I know people quote this line often when joking about movie trailers but is it or was it really used that often? I can’t remember it actually ever being used recently.
“Up to” falls in that category as well. “Save up to 50%!” means I could be saving 0%. Likewise, prices listed as “starting at” which invariably means “You will actually be paying a hell of a lot more than this”.
Any product involving scents named after things that don’t have scents. I’ve seen products that supposedly smelled like fresh air, snow, silk and diamonds. I’m sorry but your product smells like chemicals, not small shiny rocks.
IMHO, Boniva is what they should have called Viagra.
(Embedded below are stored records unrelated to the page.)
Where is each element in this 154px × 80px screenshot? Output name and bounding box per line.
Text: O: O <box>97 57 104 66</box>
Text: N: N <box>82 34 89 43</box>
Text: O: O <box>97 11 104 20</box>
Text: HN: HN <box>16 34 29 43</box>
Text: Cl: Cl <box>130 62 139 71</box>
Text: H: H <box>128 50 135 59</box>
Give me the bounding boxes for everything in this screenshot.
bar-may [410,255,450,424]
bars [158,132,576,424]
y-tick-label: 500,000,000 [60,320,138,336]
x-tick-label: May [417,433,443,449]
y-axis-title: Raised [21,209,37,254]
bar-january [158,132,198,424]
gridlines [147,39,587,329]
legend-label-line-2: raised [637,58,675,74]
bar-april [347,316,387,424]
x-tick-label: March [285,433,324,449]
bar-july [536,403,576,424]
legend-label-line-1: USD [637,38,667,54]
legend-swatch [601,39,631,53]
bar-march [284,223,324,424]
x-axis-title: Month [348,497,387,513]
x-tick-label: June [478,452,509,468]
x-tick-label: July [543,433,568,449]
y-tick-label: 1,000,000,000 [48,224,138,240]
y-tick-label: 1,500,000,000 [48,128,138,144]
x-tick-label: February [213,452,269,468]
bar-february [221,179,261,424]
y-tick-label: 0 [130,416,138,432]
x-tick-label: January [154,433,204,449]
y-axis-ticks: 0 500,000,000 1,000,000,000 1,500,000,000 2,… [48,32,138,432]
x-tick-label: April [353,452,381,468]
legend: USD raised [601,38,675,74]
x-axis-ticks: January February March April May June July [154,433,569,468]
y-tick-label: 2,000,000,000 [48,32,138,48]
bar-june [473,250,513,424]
In fact, until I listened to the commerical (Sally Fields is the spokeshuman, right?), I thought it was a new Male ED pill.
Since we’re a bunch of commercial skeptics here, try this experiment - listen to commercials without watching them, and watch them without listening to them. You’ll be shocked (or maybe not) at how filthy they are. They use the combination of visuals and words to mitigate the filth (I assume to get them past censors), but our poor old brains are getting the message loud and clear.
I can’t believe I’m the first one to bring this up, but Don LaFontaine, who did the voice-overs for basically every movie trailer, recently died. He said he invented the “in a world where” introduction to get people into the spirit of the movie quickly. I haven’t heard it lately, but it seems like it will outlive Don’s passing.
Any google hits instantly bring up Don, him being credited for using it, and the Seinfeld clip. But for the life of me I can’t find any actual trailers that use this or even a list of trailers that use this line.
I don’t doubt it’s use but why is it so hard to find examples?
He usually did it for movie trailers shown in the theater (not on TV), so you’d had to have to brought in a videocam, and risked getting arrested for piracy to get a sample.